I leaned forward and hugged her. “I know, and I appreciate it. But I have early rounds in the morning so it's better that I sleep at the hospital. We'll have lunch next week and I'll let you know all about it—down to the last gory detail.”

“All right. But if you change your mind, just ring the bell. I'm a light sleeper.”

We said our good-byes and I hurried down the three flights of stairs and out into the humid night and began walking toward the nearest subway. I'd refused to leave the hospital with Dr. Greeley, knowing it would only fuel the gossip mill, and I was already prepared for the argument we'd have about him not bringing me back to the hospital. Not that he would necessarily offer, of course. He made a big deal out of me being a “new” woman, an educated doctor of independent means. I suppose he thought those were insults, too.

I walked in the early-evening drizzle, futilely trying to avoid the drips from shop awnings as I passed beneath them, then quickly ducked into the station. I bought chewing gum from the vending machine on the subway platform so I'd stop gritting my teeth, hoping Dr. Greeley wouldn't think I'd freshened my breath for him. After a short wait, I boarded my train and sat down.
I've been drawing your likeness since I was old enough to pick up a pen.

What had he meant? I shook my head to mentally erase the words and attempted to focus on the evening ahead, where I would at least be getting a free meal. Instead, all I could see were eyes the color of winter grass, and hear words spoken with a soft Southern drawl.

I struggled through the heavy wood doors of Stornaway Hospital, feeling—and probably closely resembling—a rat drowned in an overflowing gutter. I was soaking from the rain, and bone weary from trying to stay mentally sharp during the interminable dinner where I had fielded off innuendoes, hands on my thighs, and blatant attempts to kiss me—only one that I'd allowed to be successful. I had to give him
something
to chew on, to make him think there was hope. Otherwise, I had no doubt I'd be asked to pack my bags and find another hospital where fraternizing with the patients wasn't frowned upon. Most likely on the corner of Never and Ever.

I wondered how long I could take a steaming hot shower for without using up all the hot water in the building.
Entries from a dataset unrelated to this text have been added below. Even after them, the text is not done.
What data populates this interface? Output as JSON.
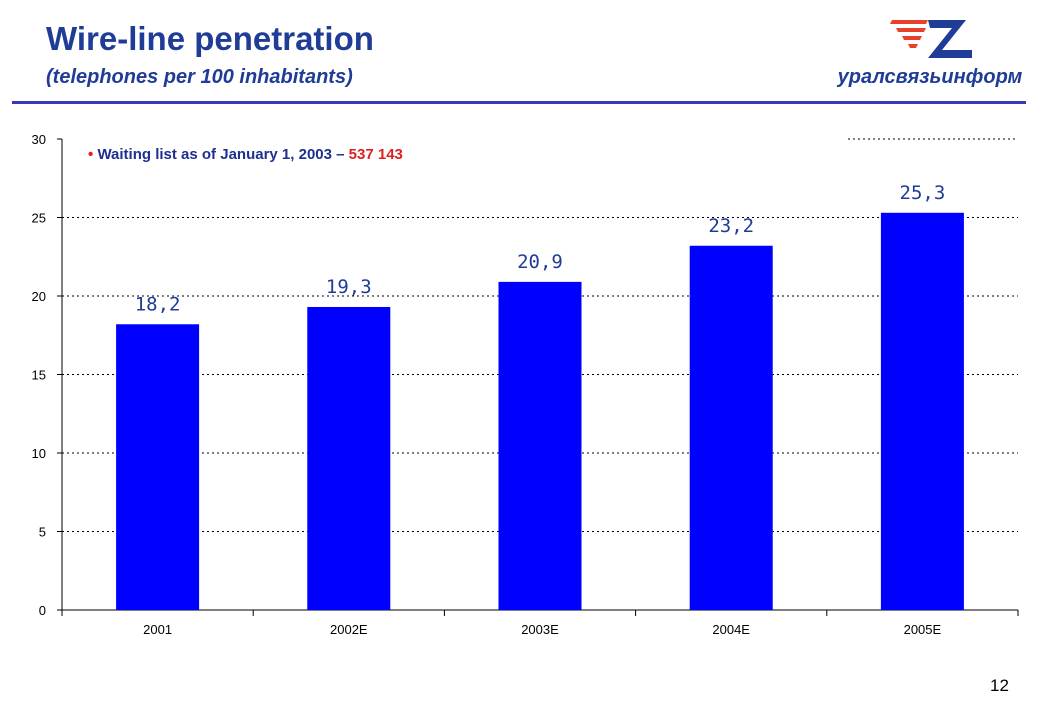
{
  "header": {
    "title": "Wire-line penetration",
    "subtitle": "(telephones per 100 inhabitants)"
  },
  "logo": {
    "wordmark": "уралсвязьинформ",
    "colors": {
      "red": "#e8402a",
      "blue": "#1f3c96"
    }
  },
  "note": {
    "bullet": "•",
    "text": "Waiting list as of January 1, 2003 – ",
    "number": "537 143"
  },
  "page_number": "12",
  "colors": {
    "bar": "#0000ff",
    "title": "#1f3c96",
    "data_label": "#1f3c96",
    "accent_red": "#e02020"
  },
  "chart_data": {
    "type": "bar",
    "categories": [
      "2001",
      "2002E",
      "2003E",
      "2004E",
      "2005E"
    ],
    "values": [
      18.2,
      19.3,
      20.9,
      23.2,
      25.3
    ],
    "data_labels": [
      "18,2",
      "19,3",
      "20,9",
      "23,2",
      "25,3"
    ],
    "ylim": [
      0,
      30
    ],
    "yticks": [
      0,
      5,
      10,
      15,
      20,
      25,
      30
    ],
    "grid": true,
    "title": "",
    "xlabel": "",
    "ylabel": ""
  }
}
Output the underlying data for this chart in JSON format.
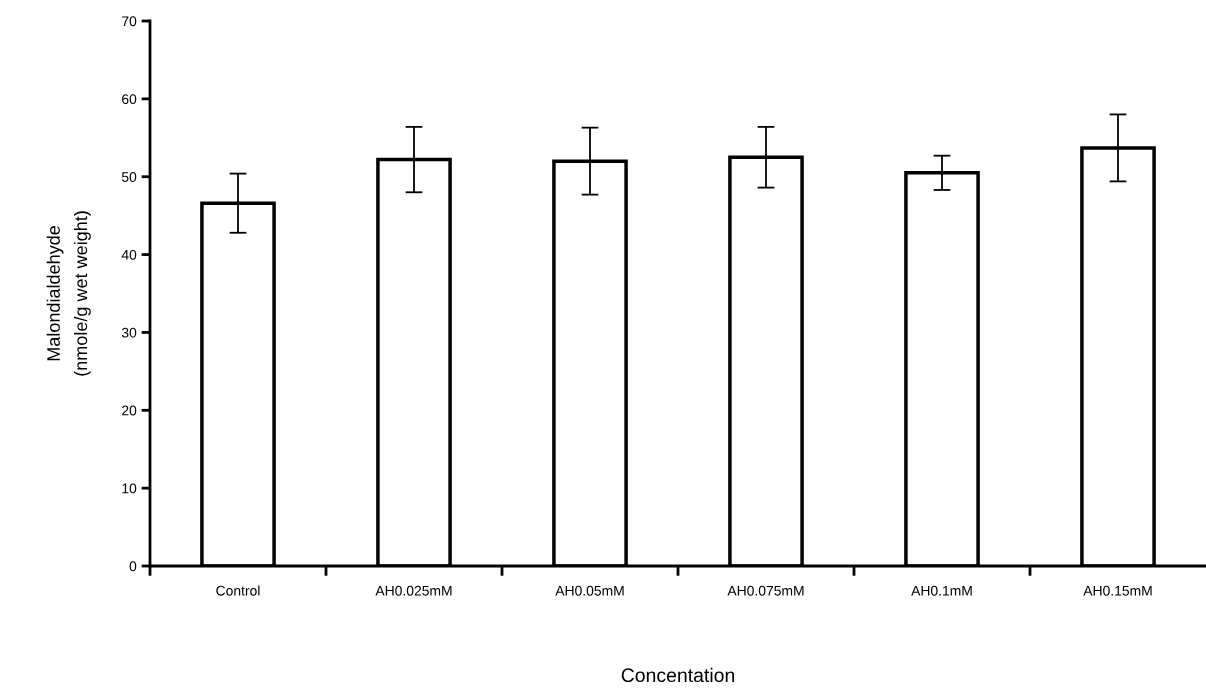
{
  "chart_data": {
    "type": "bar",
    "xlabel": "Concentation",
    "ylabel": "Malondialdehyde\n(nmole/g wet weight)",
    "categories": [
      "Control",
      "AH0.025mM",
      "AH0.05mM",
      "AH0.075mM",
      "AH0.1mM",
      "AH0.15mM"
    ],
    "values": [
      46.6,
      52.2,
      52.0,
      52.5,
      50.5,
      53.7
    ],
    "errors": [
      3.8,
      4.2,
      4.3,
      3.9,
      2.2,
      4.3
    ],
    "color": "#ffffff",
    "ylim": [
      0,
      70
    ],
    "yticks": [
      0,
      10,
      20,
      30,
      40,
      50,
      60,
      70
    ],
    "grid": false,
    "legend": false
  }
}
Probably not long enough to scrub every inch of my skin the number of times required to erase Howard Greeley's clammy touch and rubbery lips.

The night nurse at the reception desk gave me a disapproving glare as I walked past her, too tired to attempt a smile or share any pleasantries. It didn't matter. News of my appearance so late in the evening would be spread among the nurses and staff by morning rounds. Hitler had nothing on the nurses at Stornaway—perhaps he should consider using them for his propaganda machine.